By Philip Sean Curran, Staff Writer
Four young Marines in dress uniforms serving as the honor guard stood at attention Monday morning for a Veterans Day service at the All Wars Monument in downtown Princeton.
Yet it was the older men, men with white hair and holding small American flags, who received the applause and recognition from a community grateful for their service to their country.
They were men like 88-year-old Charles Kmosko, an Army veteran who sat on a folding chair taping his foot as singers performed “God Bless America.”
Mr. Kmosko said afterward that on Veterans Day he always thinks about his “best pal,” Bruce Newman, who was killed during World War II. He said he named his son, Bruce, who brought him to Monday’s service, after his late friend.
”We often take for granted the very things we should most be thankful for. But let us never take for granted our veterans,” Princeton Mayor-elect Liz Lempert told a crowd that included veterans and local school children. “Today, we are reminded that freedom is not always free.”
The Spirit of Princeton, an all-volunteer organization, ran Monday’s service.
Master of Ceremonies Lee Wofford recalled Veterans Day has its roots in the culmination of World War I, when the armistice ending fighting was signed on Nov. 11, 1918. The following year, President Woodrow Wilson declared Nov.11, 1919, the first commemoration of Armistice Day, later renamed Veterans Day in the 1950s to honor veterans of all wars.
”So we come together to honor and recognize all 24 million of our American service members, past and present, and salute you for your service to our country, both in uniform and out,” Mr.
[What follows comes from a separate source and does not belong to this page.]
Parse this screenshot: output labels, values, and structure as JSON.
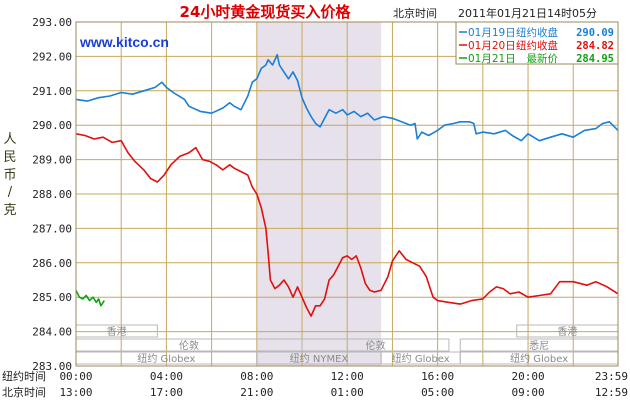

Wofford said. “For the time you spent in uniform, the interests of the nation always came first. And many of you sacrificed greatly, with physical scars of service and sometimes scars that are not physical.”
One borough official shared a personal story during her remarks.
”It is vital that we take time from our too-busy schedules to remember those men and women who have served and, in some cases, sacrificed their lives for their country,” said Borough Council President Barbara Trelstad, filling in for Mayor Yina Moore.
She recalled how her father, George Henken, impressed upon her the importance of service to country. For medical reasons, he was not able to serve in World War II, something that distressed him. Yet she remembered how he would shuttle sailors who needed a ride back to their air station from having visiting the girls at a local college in Oakland, Calif., where the family lived.
”And it was his way of doing a tiny bit to help those who were doing their duty,” she said. “This act of kindness by my Dad has stuck with me all of my life.”